Perhaps I'm missing a detail, but why is the pathfinding problem here not a textbook variation on Dijkstra? To quote WP: https://en.wikipedia.org/wiki/Dijkstra%27s_algorithm#Related_problems_and_algorithms

> The functionality of Dijkstra's original algorithm can be extended with a variety of modifications. For example, sometimes it is desirable to present solutions which are less than mathematically optimal. To obtain a ranked list of less-than-optimal solutions, the optimal solution is first calculated. A single edge appearing in the optimal solution is removed from the graph, and the optimum solution to this new graph is calculated. Each edge of the original solution is suppressed in turn and a new shortest-path calculated. The secondary solutions are then ranked and presented after the first optimal solution.

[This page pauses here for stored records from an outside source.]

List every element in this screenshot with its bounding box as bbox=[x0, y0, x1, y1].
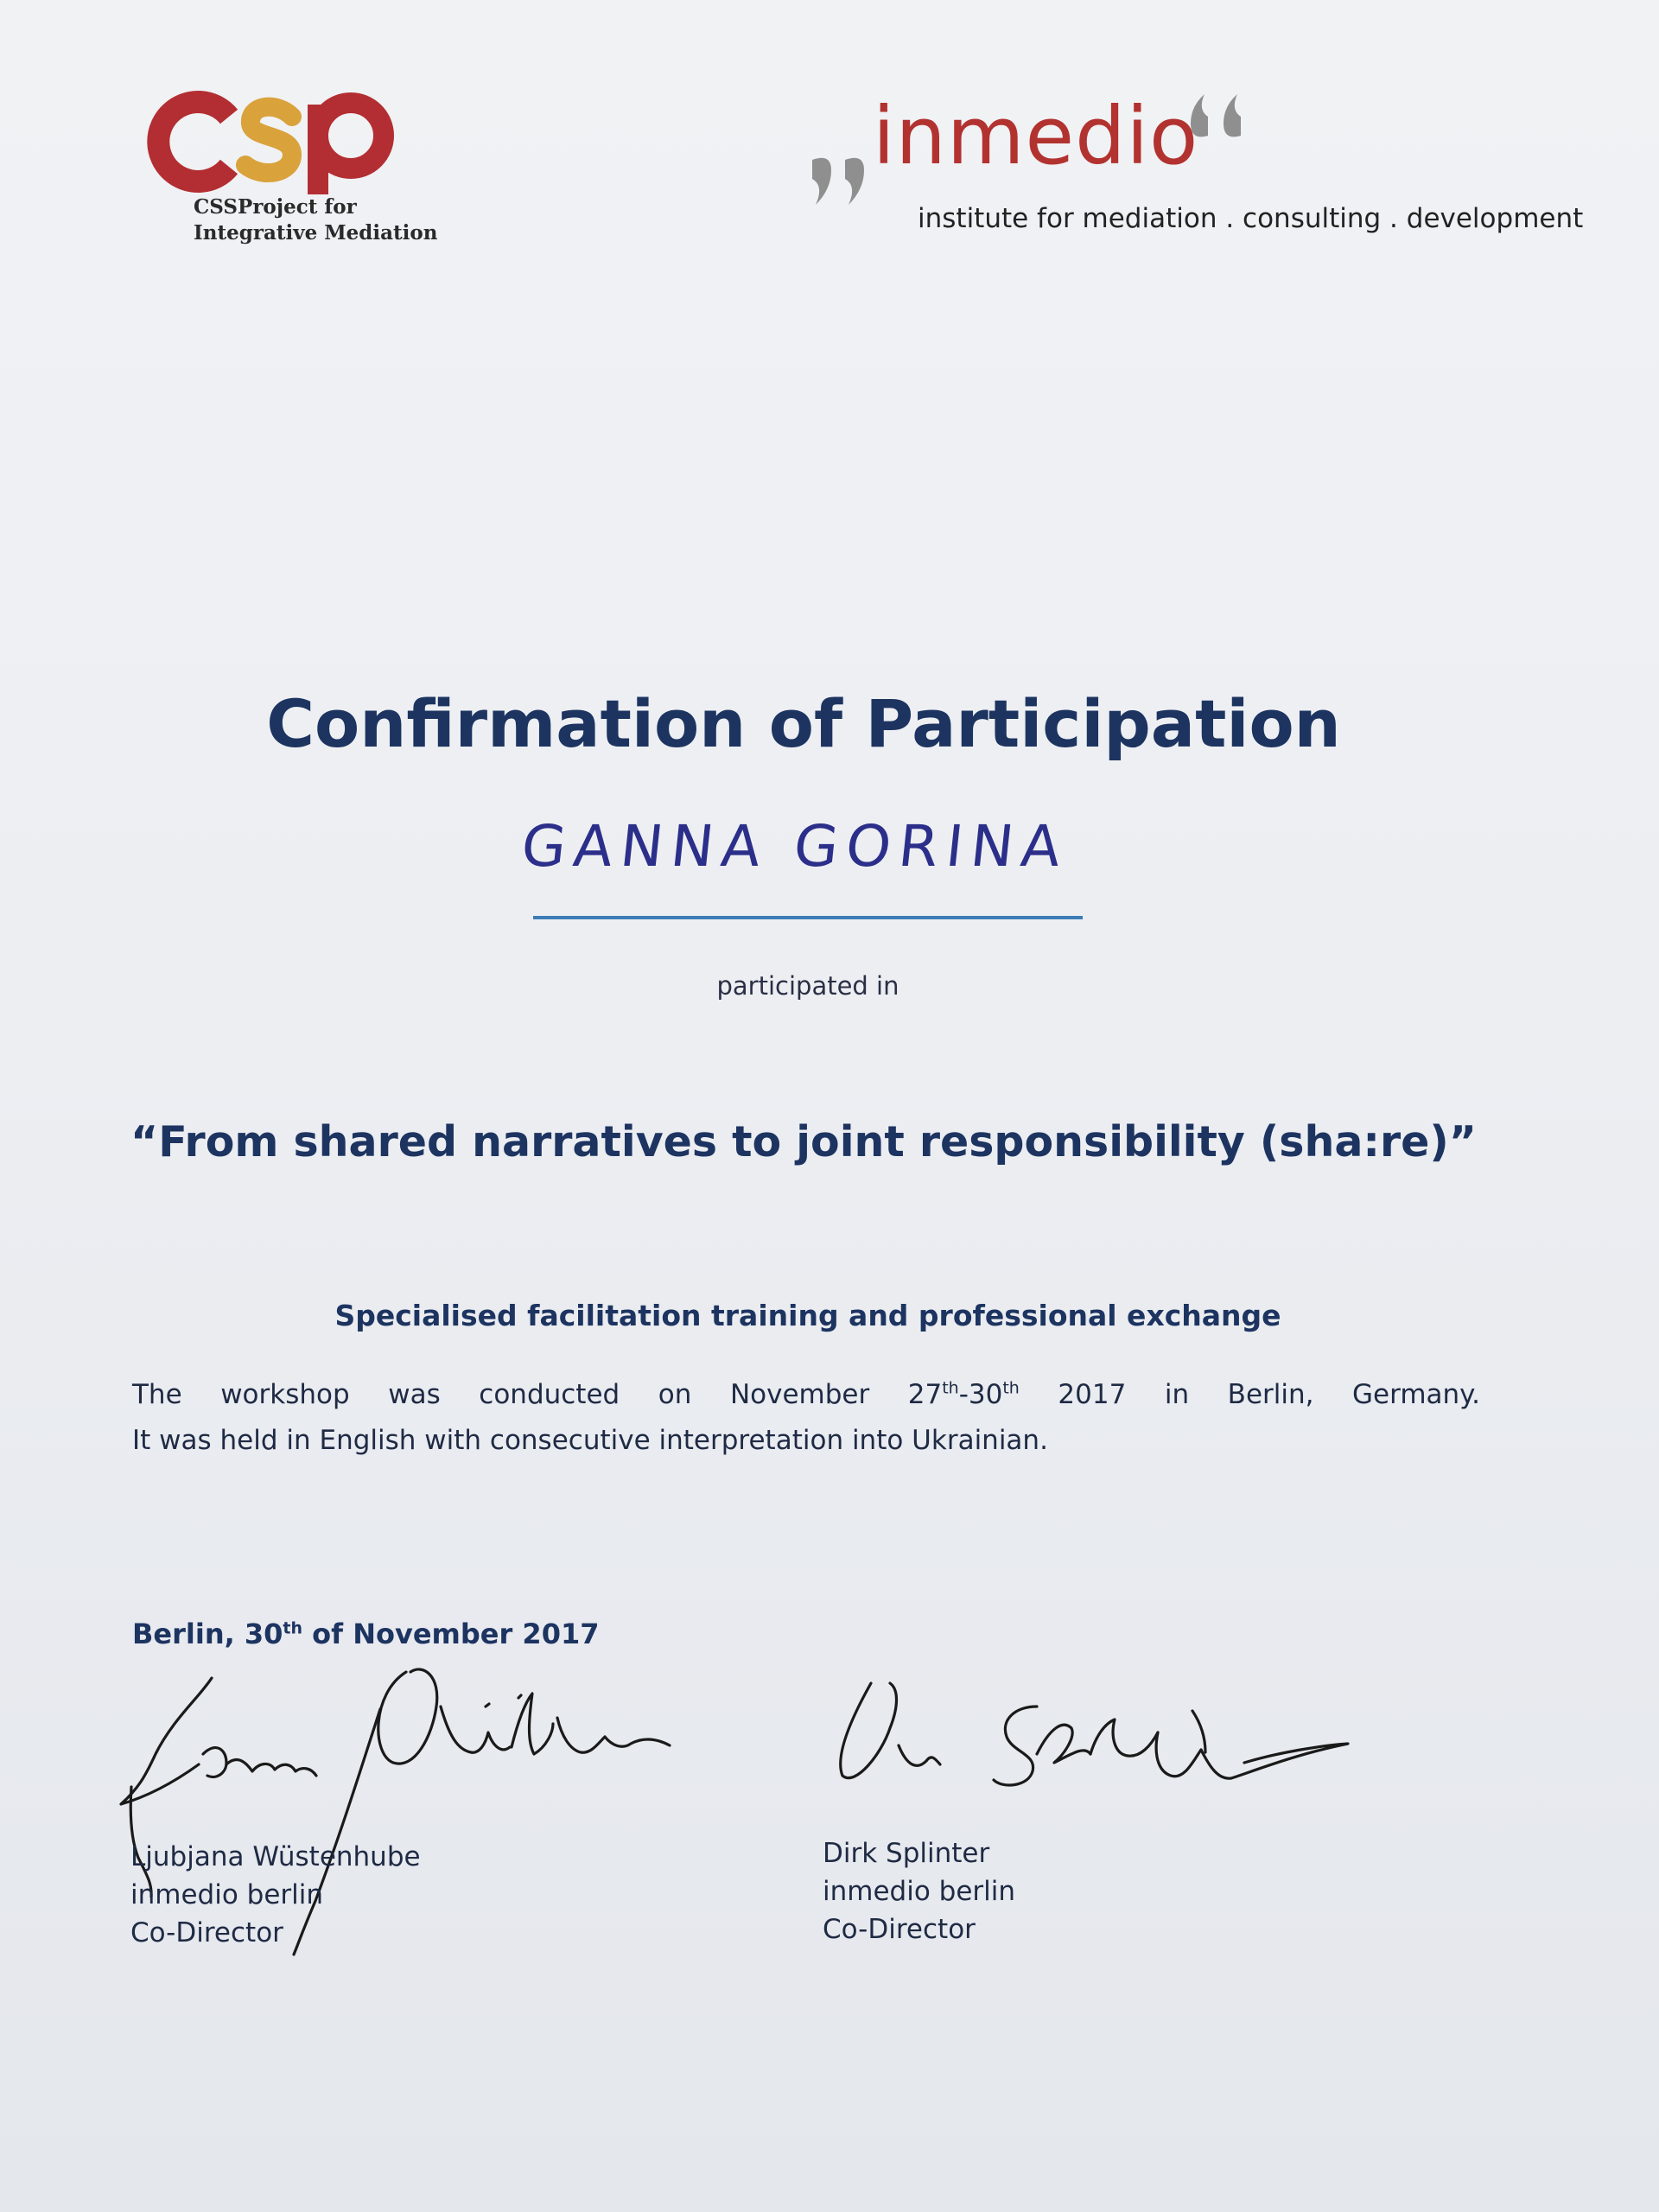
desc-word: workshop bbox=[220, 1379, 350, 1410]
csp-logo-mark bbox=[147, 82, 432, 194]
place-date-rest: of November 2017 bbox=[302, 1618, 600, 1650]
name-underline bbox=[533, 916, 1083, 919]
date-end-suffix: th bbox=[1002, 1378, 1020, 1398]
desc-word: was bbox=[388, 1379, 441, 1410]
inmedio-logo bbox=[804, 73, 1584, 246]
signatory-org: inmedio berlin bbox=[130, 1879, 324, 1910]
inmedio-tagline: institute for mediation . consulting . development bbox=[918, 203, 1584, 234]
desc-word: Germany. bbox=[1352, 1379, 1480, 1410]
desc-word: The bbox=[132, 1379, 182, 1410]
inmedio-wordmark: inmedio bbox=[873, 90, 1199, 182]
signatory-right bbox=[823, 1834, 1015, 1948]
signatory-role: Co-Director bbox=[823, 1914, 976, 1945]
desc-word: 2017 bbox=[1058, 1379, 1127, 1410]
csp-caption-line2: Integrative Mediation bbox=[194, 221, 438, 245]
workshop-subtitle: Specialised facilitation training and professional exchange bbox=[334, 1299, 1281, 1332]
desc-word: on bbox=[658, 1379, 692, 1410]
signatory-role: Co-Director bbox=[130, 1917, 283, 1948]
desc-word: conducted bbox=[479, 1379, 620, 1410]
place-date-suffix: th bbox=[283, 1618, 303, 1638]
csp-caption bbox=[194, 194, 437, 246]
signatory-name: Ljubjana Wüstenhube bbox=[130, 1841, 421, 1872]
date-start-suffix: th bbox=[942, 1378, 959, 1398]
signatory-name: Dirk Splinter bbox=[823, 1838, 990, 1869]
desc-word: Berlin, bbox=[1227, 1379, 1314, 1410]
date-end: 30 bbox=[968, 1379, 1003, 1410]
csp-logo bbox=[147, 82, 438, 255]
participant-name: GANNA GORINA bbox=[518, 813, 1072, 880]
signatory-org: inmedio berlin bbox=[823, 1876, 1016, 1907]
desc-dates bbox=[908, 1377, 1020, 1412]
date-separator: - bbox=[958, 1379, 969, 1410]
signatory-left bbox=[130, 1838, 421, 1952]
description-line-1 bbox=[132, 1377, 1480, 1412]
description-line-2: It was held in English with consecutive interpretation into Ukrainian. bbox=[132, 1425, 1048, 1456]
place-date bbox=[132, 1616, 599, 1652]
place-date-prefix: Berlin, 30 bbox=[132, 1618, 283, 1650]
workshop-title: “From shared narratives to joint responsibility (sha:re)” bbox=[130, 1117, 1477, 1166]
desc-word: November bbox=[729, 1379, 870, 1410]
date-start: 27 bbox=[907, 1379, 943, 1410]
page-title: Confirmation of Participation bbox=[266, 685, 1341, 762]
desc-word: in bbox=[1164, 1379, 1190, 1410]
csp-caption-line1: CSSProject for bbox=[194, 195, 357, 219]
participated-in-label: participated in bbox=[716, 971, 899, 1001]
signature-right bbox=[841, 1683, 1348, 1785]
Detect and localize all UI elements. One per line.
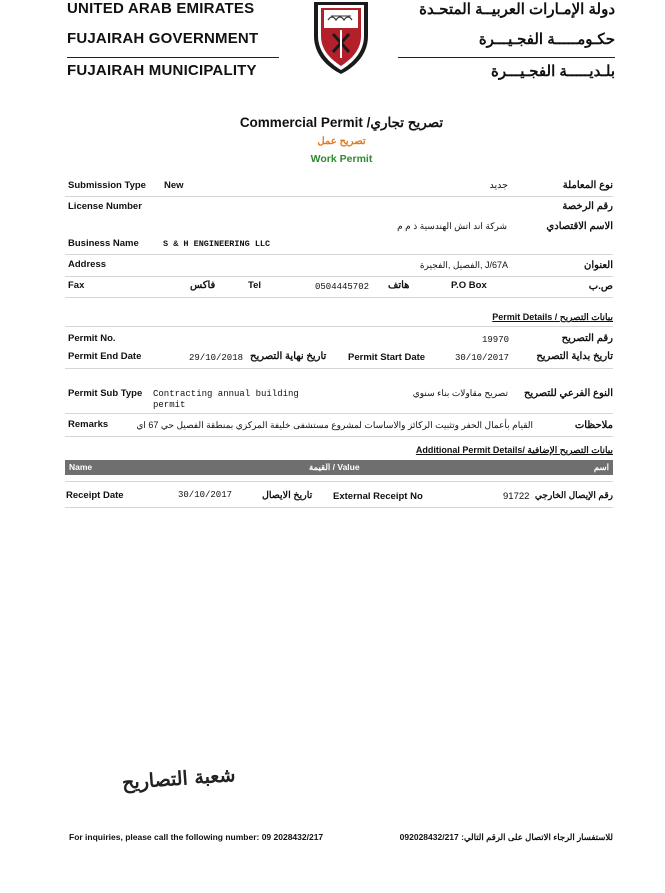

This would seem to cover your fire example and your different-requested-ranges example. You do Dijkstra to obtain the feasible path (taking into account movement penalties like water); then you calculate the next less optimal as described; you calculate the total damage of the feasible paths, sort by least damage to find the safest but still feasible path to show the player, and there you go - you get the safest feasible path first, then a modest amount of damage, then more damage, etc. This also covers the tradeoff between range and damage: if you target a nearby tile, then there will almost certainly be a safe feasible path, and an intermediate range may be able to avoid most damage, while if you target one at the maximum range, then you will just have to incur whatever damage happens along the way because that will be the only feasible path. This also naturally handles differently weighted damage if you have more hazards than just fire. Plus, it sounds much more straightforward and debuggable than whatever it is you have because it's factorized into first feasible movement, and then preference over movements, so you can see where any bugs come from: did the movement planning erroneously think a path was impossible, or did the preference misrank it?

> or if you think that it really could just be A* with a modified heuristic instead

I don't think that's equivalent to A* with a modified heuristic.